Sunday, February 20, 2011

Making Sense of the Wisconsin Standoff

When it comes to unions, few are indifferent. Some feel they are an indispensable part of a free society. Others feel they are responsible for overpaid, inefficient workers that can suck the lifeblood out of a struggling company.

My father was a union cement mason. And although our lifestyle was far from extravagant, we always had food on the table and clothes on our backs so I grew up with a healthy respect for the value of a union livelihood. I will certainly concede that some of the criticisms of unions have an element of truth to them. Yes, some unions have been guilty of greed and outright corruption. But so have some of the companies they have negotiated with.

Unions came into being to satisfy a need. It would be safe to say that if all employers treated their employees fairly and with compassion when it came to pay and working conditions, there would be no unions. Of course working conditions (at least in America) are a whole lot better than say, the brutal conditions before and during the Industrial Revolution which led to the formation of labor unions and the right of
collective bargaining. Indeed, there are those who feel that the ability to collectively bargain is an essential human right.

With this in mind, we have the standoff in Wisconsin which has been said to be
A Watershed Moment for Public-Sector Unions.

In the half century since Wisconsin became the first state to give its public workers the right to bargain collectively, government employee unions have mushroomed in size and power — so much so that they now account for more than half of the nation’s union members.

But the legislative push by Wisconsin’s new governor, Scott Walker, a Republican, to slash the collective bargaining rights of his state’s public employees could prove a watershed for public-sector unions, perhaps signaling the beginning of a decline in their power — both at the bargaining table and in politics.

By flooding the State Capitol in Madison with more than 10,000 protesters, labor unions are doing their utmost to block Mr. Walker’s plans. They helped persuade Democratic state senators to slip out of the building this week to deny Republicans the quorum they needed to pass the legislation.

Depending on ones viewpoint, what the Democrats did was either illegal or an example of civil disobedience.
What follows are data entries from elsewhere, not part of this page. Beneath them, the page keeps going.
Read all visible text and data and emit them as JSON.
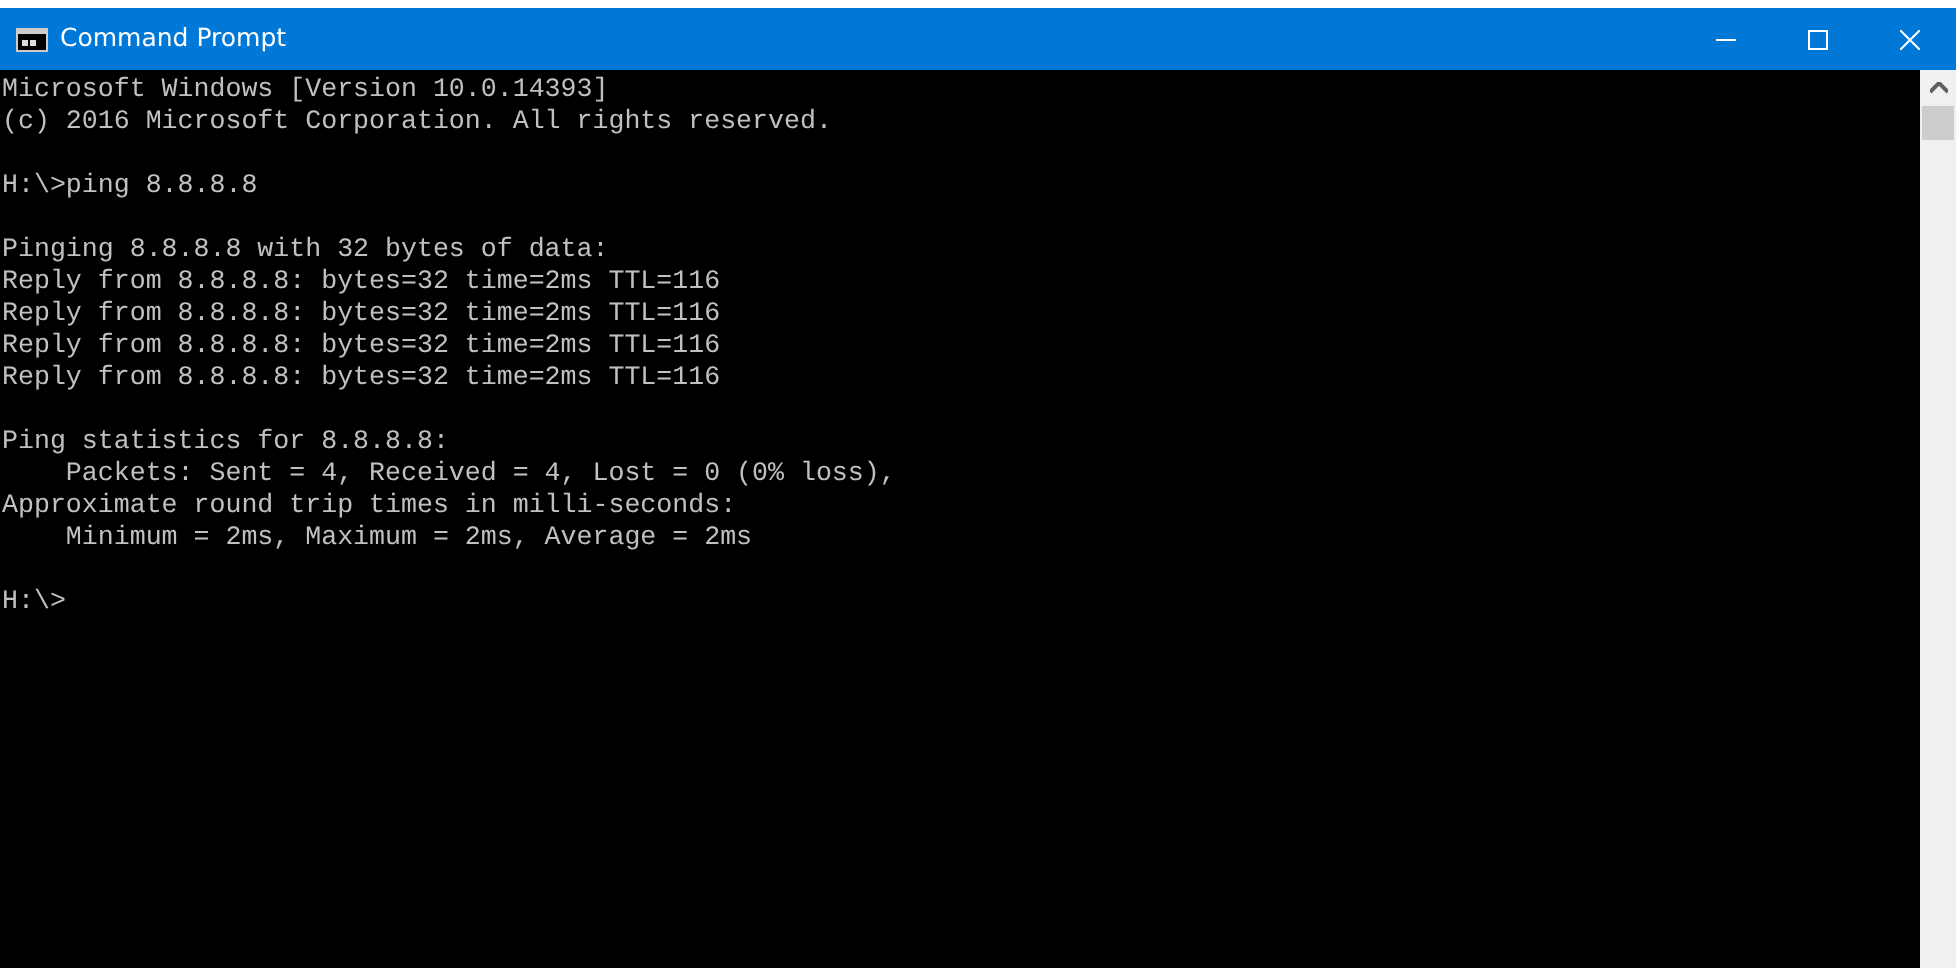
{
  "window": {
    "title": "Command Prompt"
  },
  "console": {
    "blocks": [
      [
        "Microsoft Windows [Version 10.0.14393]",
        "(c) 2016 Microsoft Corporation. All rights reserved."
      ],
      [
        "H:\\>ping 8.8.8.8"
      ],
      [
        "Pinging 8.8.8.8 with 32 bytes of data:",
        "Reply from 8.8.8.8: bytes=32 time=2ms TTL=116",
        "Reply from 8.8.8.8: bytes=32 time=2ms TTL=116",
        "Reply from 8.8.8.8: bytes=32 time=2ms TTL=116",
        "Reply from 8.8.8.8: bytes=32 time=2ms TTL=116"
      ],
      [
        "Ping statistics for 8.8.8.8:",
        "    Packets: Sent = 4, Received = 4, Lost = 0 (0% loss),",
        "Approximate round trip times in milli-seconds:",
        "    Minimum = 2ms, Maximum = 2ms, Average = 2ms"
      ],
      [
        "H:\\>"
      ]
    ]
  }
}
But after all of the setbacks that unions have suffered in recent years, the threat of losing its collective bargaining rights demanded that a line be drawn in the sand. If this attempt at neutering the union were to be successful, there would surely be others who would use the same tactics against other unions across the country to bust them.

And make no mistake; this is first and foremost about union busting. The deficit that was the pretense for demanding the union pay and benefit cuts was a result of Governor Walker turning an inherited budget surplus into a deficit by offering a business tax cut upon assuming office that has been said to benefit those who voted for him. In addition, the union was willing and able to negotiate the requested pay and benefit cuts but the governor was unwilling to sit across the table from them, but instead demanded that they first give up much of their collective bargaining rights.

Then there is the smell of partisan politics. While claiming the need to strip collective bargaining rights from its public employee unions, the governor excluded the police and firefighter unions who have benefit packages that are at least as generous. Why? Most believe it is because these unions tend to support Republicans unlike teachers unions who tend to actively support Democrats.

A number of liberal commentators observing the standoff in Wisconsin fear that since unions are about the last group of any significance that funds Democratic candidates, crushing whatever is left of the unions would give the Republican contributors even more power over our elections (as if they need it.)

Unions in America have long ago fallen on hard times. Today, only about 7% of private sector American workers are in unions. Not coincidentally, corporate America is reaping handsome profits while the typical American worker is not sharing in the prosperity to say the least. Harold Meyerson in a Washington Post op-ed article
Hard Times for Workers on Labor Day 2010 writes:

Unlike European workers, unlike their own parents and grandparents who lived in a much more heavily unionized America, U.S. workers are now powerless to stop their employers from pocketing all the change.

Through the weakness of our labor laws, the reports say, private-sector American workers can no longer form unions. Human Rights Watch documents how corporations that are model (and highly profitable) employers in Europe and frequently collaborate with unions there descend to American employer norms -- denying workers the right to join unions -- when they come over here. Freedom House, citing the near-impossibility of forming unions in this country, laments that the United States cannot be classed among the 41 nations that afford their workers full freedoms.
So for me, the union in Wisconsin is definitely David going up against Goliath as represented by the Republican governor and his state assembly. For those who are interested, The New York Times offers one of their Room for Debate articles
Wisconsin's Blow to Union Power which includes differing views on this issue from across the political spectrum. I fully agree with the view that the right to collective bargaining is part of The Essence of Democracy.
But collective bargaining there must be -- not a single-minded devotion to the interests of the most fortunate. That is why Wisconsin workers are right on the issues in Madison -- and why the emulation of Governor Walker by other Republican governors is a step backward away from the civilized world. The unions have made a stand for free people!